Traffic on a network is always sent over a
least cost path computed by the routing protocols. On the bellow figure,
traffic, either from A to D or from A to G, will always flow over
A->B->C portion because it is on is the least cost
path. Even if the preferred path is oversubscribed, no packet will flow over
the portion (A->E->F->C). Clearly, this is not an optimal way to do.
Traffic Engineering (TE) is the ability to
send traffic over a non least cost path (steering traffic)
Traffic Engineering
(TE) is an MPLS feature, it is a powerful tool used to spread traffic more
efficiently throughout a network, avoiding oversubscription or under subscription.

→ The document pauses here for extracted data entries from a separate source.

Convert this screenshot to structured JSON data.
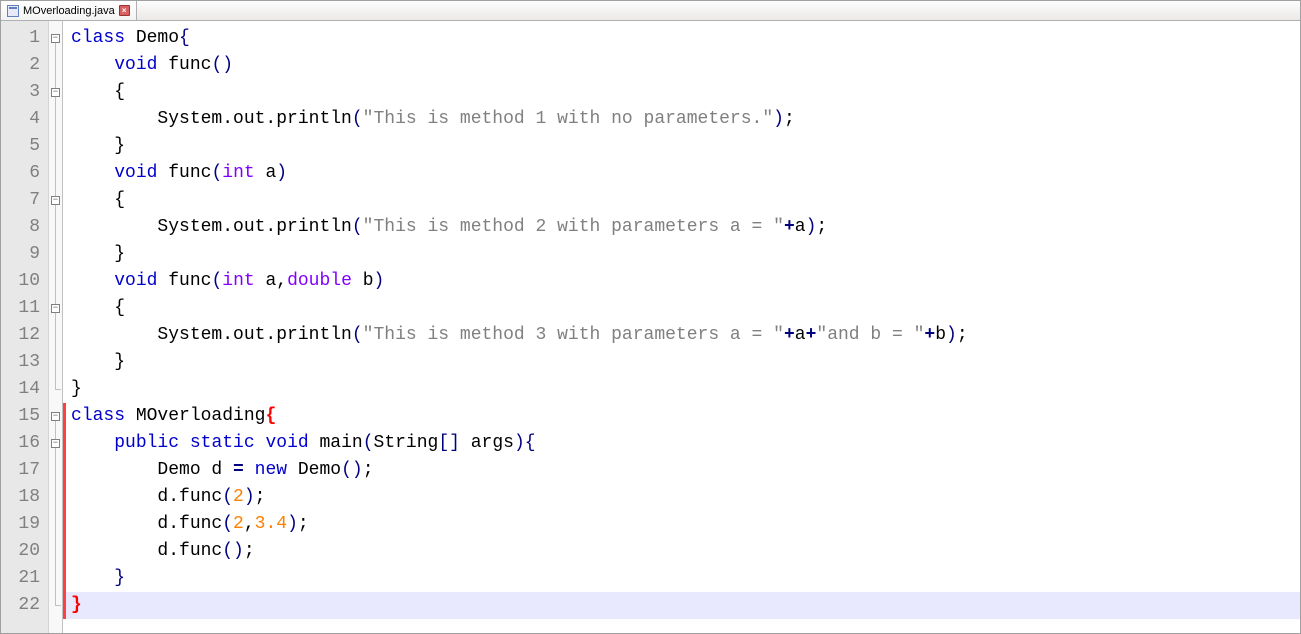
{
  "tab": {
    "filename": "MOverloading.java"
  },
  "gutter": {
    "lines": 22
  },
  "fold": {
    "boxes": [
      1,
      3,
      7,
      11,
      15,
      16
    ],
    "ends": [
      14,
      22
    ],
    "vlines": [
      2,
      4,
      5,
      6,
      8,
      9,
      10,
      12,
      13,
      17,
      18,
      19,
      20,
      21
    ]
  },
  "tokens": {
    "kw_class": "class",
    "kw_void": "void",
    "kw_int": "int",
    "kw_double": "double",
    "kw_public": "public",
    "kw_static": "static",
    "kw_new": "new",
    "id_Demo": "Demo",
    "id_func": "func",
    "id_a": "a",
    "id_b": "b",
    "id_MOverloading": "MOverloading",
    "id_main": "main",
    "id_String": "String",
    "id_args": "args",
    "id_d": "d",
    "id_System": "System",
    "id_out": "out",
    "id_println": "println",
    "str1": "\"This is method 1 with no parameters.\"",
    "str2": "\"This is method 2 with parameters a = \"",
    "str3a": "\"This is method 3 with parameters a = \"",
    "str3b": "\"and b = \"",
    "num_2": "2",
    "num_3_4": "3.4",
    "sym_lbrace": "{",
    "sym_rbrace": "}",
    "sym_lparen": "(",
    "sym_rparen": ")",
    "sym_lbracket": "[",
    "sym_rbracket": "]",
    "sym_semi": ";",
    "sym_comma": ",",
    "sym_dot": ".",
    "sym_eq": "=",
    "sym_plus": "+"
  },
  "modified_lines": {
    "start": 15,
    "end": 22
  },
  "highlight_line": 22
}
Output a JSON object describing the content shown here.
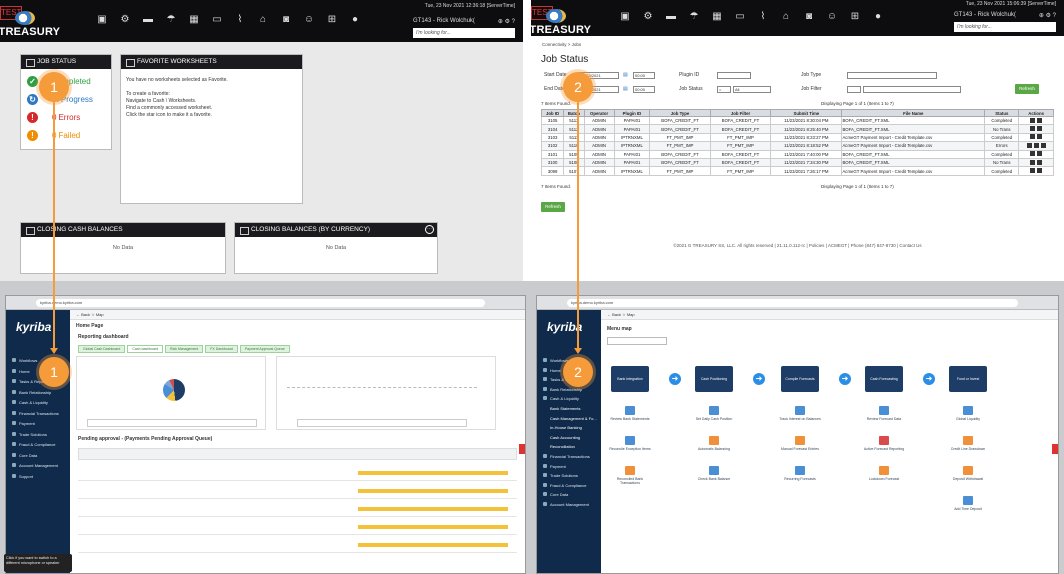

Implementing TE on the previous infrastructure, one can make traffic from A to D
to flow on A->B->C->D path, and traffic from A to G to flow on
A->E->F->C->G path.
The path calculated by TE is called an LSP
Tunnel. The tunnel is unidirectional (A->D tunnel and D-> A Tunnel), it
is always maintained by the Head-End router (Router A in the previous example)
The TE Tunnel
is calculated based on constraints (Bandwidth, Latency...). The Bandwidth
constraint is the one mostly used; a tunnel is built on path that satisfies a
certain amount bandwidth
In order to
build an TE Tunnel based on bandwidth constraint, the information on current
available bandwidth on each link must be distributed to all the routers that
performs path computation, this is done by TE-specific extension made to Link
state routing protocols (OSPF and ISIS). In this way each node has knowledge of
the current available bandwidth on all links in the network. This information
is stored in TED (Traffic Engineering Database) on each router
TE makes use of 2 protocols
- CSPF (Constrained Shortest Path First): This is the protocol that compute the shortest path based on constraint (Bandwidth).The path is computed much like SPF do, it uses the information stored in the TED.
- RSVP -TE (Ressource ReserVation Protocol): After the path was computed, RSVP-TE is used to set up the path
and to lock (reserve) the requested resources on each node.
It is important to note that this reservation is done on the control plane only, RSVP is not aware about what is going on on the data plane. If, for example, 10 Mbps was reserved for A->D tunnel, RSVP can’t prevent A from, actually, sending more traffic.